Features

Vietnam vets exposed to Agent Orange win round against feds

By David KravetsThe Associated Press
Tuesday April 02, 2002

SAN FRANCISCO — Vietnam veterans suffering from diabetes and prostate cancer after being exposed to Agent Orange won a round Monday in their battle against the federal government. 

A federal appeals court ruled that the Department of Veterans Affairs must pay retroactive disability payments to thousands of Vietnam vets. The disability payments must date to when veterans initially applied for benefits under a law that allowed them to do so beginning Sept. 25, 1985. 

Because of a complicated rule-making procedure, the government said the prostate cancer victims could not receive benefits until Nov. 7, 1996, if they filed a claim after Jan. 4, 1994. The appeals court nullified that government interpretation, which affects an estimated 1,200 veterans, said Barton F. Stichman, executive director of the National Veterans Legal Services Program. 

Also undermined by the ruling was the government’s position that veterans suffering from adult onset diabetes could not get benefits until July 9, 2001, if they filed a claim between Jan. 4, 1994, and July 9, 2001, Stichman said. 

“All I can tell you is for the last 20 years the VA has dragged its feet on the Agent Orange issue.

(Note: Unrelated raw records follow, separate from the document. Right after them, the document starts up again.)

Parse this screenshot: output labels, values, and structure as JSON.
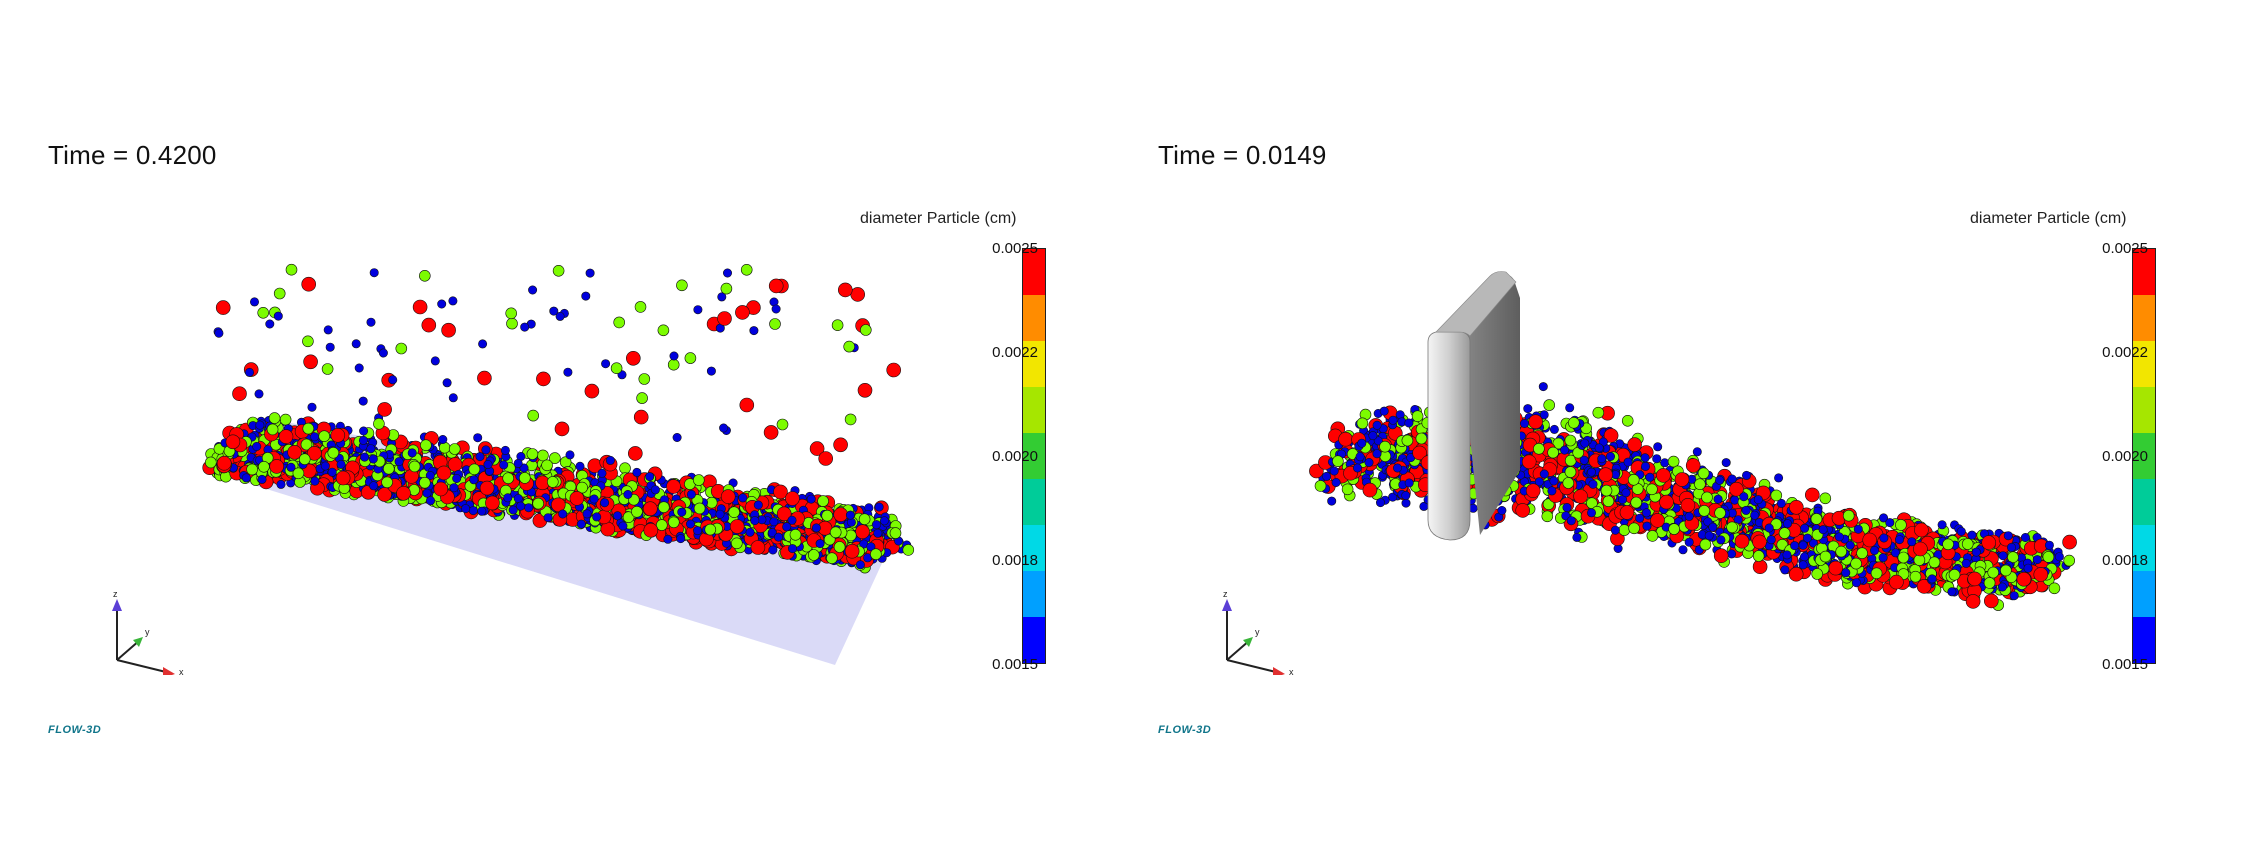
{
  "panels": [
    {
      "time_label": "Time = 0.4200",
      "colorbar": {
        "title": "diameter Particle (cm)",
        "ticks": [
          "0.0025",
          "0.0022",
          "0.0020",
          "0.0018",
          "0.0015"
        ]
      },
      "axis": {
        "z": "z",
        "y": "y",
        "x": "x"
      },
      "logo": "FLOW-3D"
    },
    {
      "time_label": "Time = 0.0149",
      "colorbar": {
        "title": "diameter Particle (cm)",
        "ticks": [
          "0.0025",
          "0.0022",
          "0.0020",
          "0.0018",
          "0.0015"
        ]
      },
      "axis": {
        "z": "z",
        "y": "y",
        "x": "x"
      },
      "logo": "FLOW-3D"
    }
  ],
  "colors": {
    "colormap": [
      "#ff0000",
      "#ff8c00",
      "#f2e600",
      "#a6e600",
      "#33cc33",
      "#00cc99",
      "#00d9e6",
      "#00a0ff",
      "#0000ff"
    ],
    "particle_large": "#ff0000",
    "particle_medium": "#7cfc00",
    "particle_small": "#0000dd"
  }
}
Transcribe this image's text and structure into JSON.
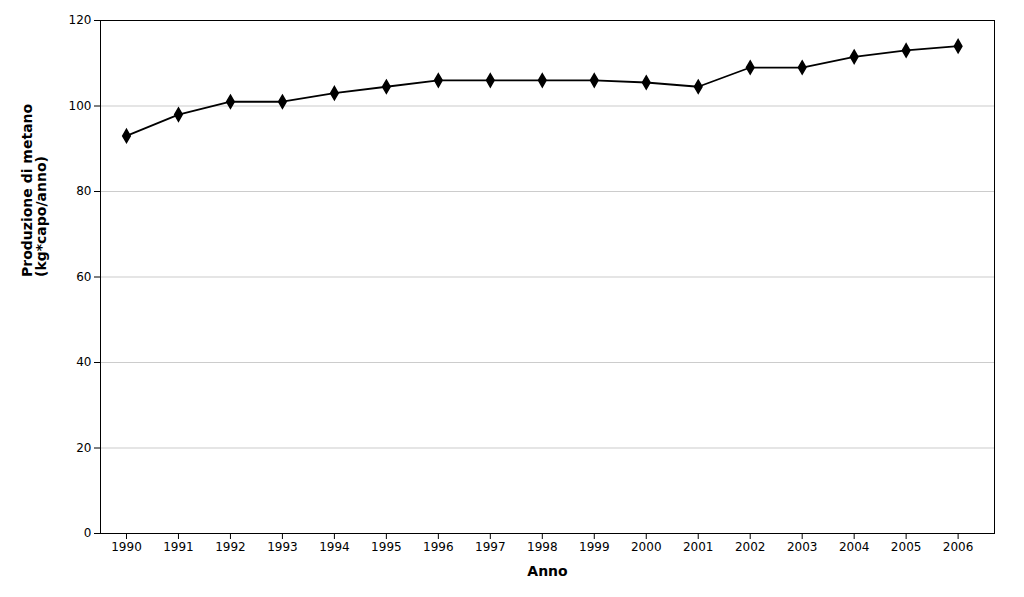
{
  "chart_data": {
    "type": "line",
    "x": [
      1990,
      1991,
      1992,
      1993,
      1994,
      1995,
      1996,
      1997,
      1998,
      1999,
      2000,
      2001,
      2002,
      2003,
      2004,
      2005,
      2006
    ],
    "values": [
      93,
      98,
      101,
      101,
      103,
      104.5,
      106,
      106,
      106,
      106,
      105.5,
      104.5,
      109,
      109,
      111.5,
      113,
      114
    ],
    "marker": "diamond",
    "xlabel": "Anno",
    "ylabel": "Produzione di metano\n(kg*capo/anno)",
    "xlim": [
      1989.5,
      2006.7
    ],
    "xticks": [
      1990,
      1991,
      1992,
      1993,
      1994,
      1995,
      1996,
      1997,
      1998,
      1999,
      2000,
      2001,
      2002,
      2003,
      2004,
      2005,
      2006
    ],
    "ylim": [
      0,
      120
    ],
    "yticks": [
      0,
      20,
      40,
      60,
      80,
      100,
      120
    ],
    "grid": true
  }
}
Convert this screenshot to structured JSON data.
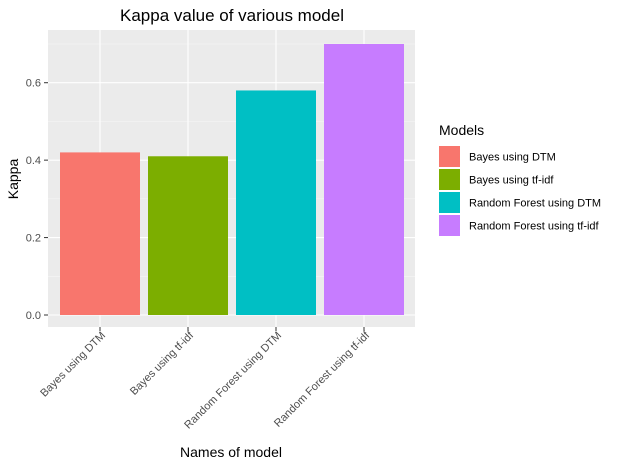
{
  "chart_data": {
    "type": "bar",
    "title": "Kappa value of various model",
    "xlabel": "Names of model",
    "ylabel": "Kappa",
    "categories": [
      "Bayes using DTM",
      "Bayes using tf-idf",
      "Random Forest using DTM",
      "Random Forest using tf-idf"
    ],
    "values": [
      0.42,
      0.41,
      0.58,
      0.7
    ],
    "colors": [
      "#F8766D",
      "#7CAE00",
      "#00BFC4",
      "#C77CFF"
    ],
    "ylim": [
      0,
      0.72
    ],
    "yticks": [
      0.0,
      0.2,
      0.4,
      0.6
    ],
    "ytick_labels": [
      "0.0",
      "0.2",
      "0.4",
      "0.6"
    ],
    "grid": true,
    "legend": {
      "title": "Models",
      "position": "right",
      "entries": [
        "Bayes using DTM",
        "Bayes using tf-idf",
        "Random Forest using DTM",
        "Random Forest using tf-idf"
      ]
    }
  }
}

They try every way they can to come up with theories to why they shouldn’t give benefits,” Stichman said. 

He estimated that 30,000 Vietnam veterans with adult onset diabetes were denied full benefits. 

His suit on behalf of Vietnam veterans exposed to Agent Orange first was filed in 1986. Three years later, the government recognized Agent Orange could cause the skin condition chloracne. 

Over the years, the government has added a host of diseases associated with Agent Orange entitling veterans to disability benefits. Those include several cancers, including cancer to the lung, larynx and trachea. Last year, the government recognized adult onset diabetes. 

Monday’s ruling puts prostate cancer and adult onset diabetes in line with the other diseases acknowledged by the government to have links to Agent Orange, meaning disability benefits would be paid from when a claim was first filed. 

Clifford Nash, a Vietnam Army veteran with prostate cancer, said the court’s decision will allow him to keep about $11,000 in benefits that he may have had to return had the court ruled the other way. 

For many Vietnam veterans, the government has been paying the retroactive benefits while litigation continued. The government reserved the right to take back the benefits if it won the lawsuit. 

“I’ve heard some veterans say we fought there and now we got to fight for what’s right and ours,” said the 71-year-old Nash, of West Enfield, Maine. “Everything seems to be taking a turn for the better.” 

Phil Budahn, a Veterans Affairs spokesman, said the government had not seen the decision and could not immediately comment. 

Veterans’ disability benefits pay up to $26,000 per year. 

Between 1962 and 1971, the United States sprayed 19 million gallons of herbicides over southern Vietnam to destroy jungle cover for communist troops. About 55 percent of that, or nearly 10.5 million gallons, was Agent Orange. 

The case is Nehmer v. Department of Veterans Affairs, 01-15325.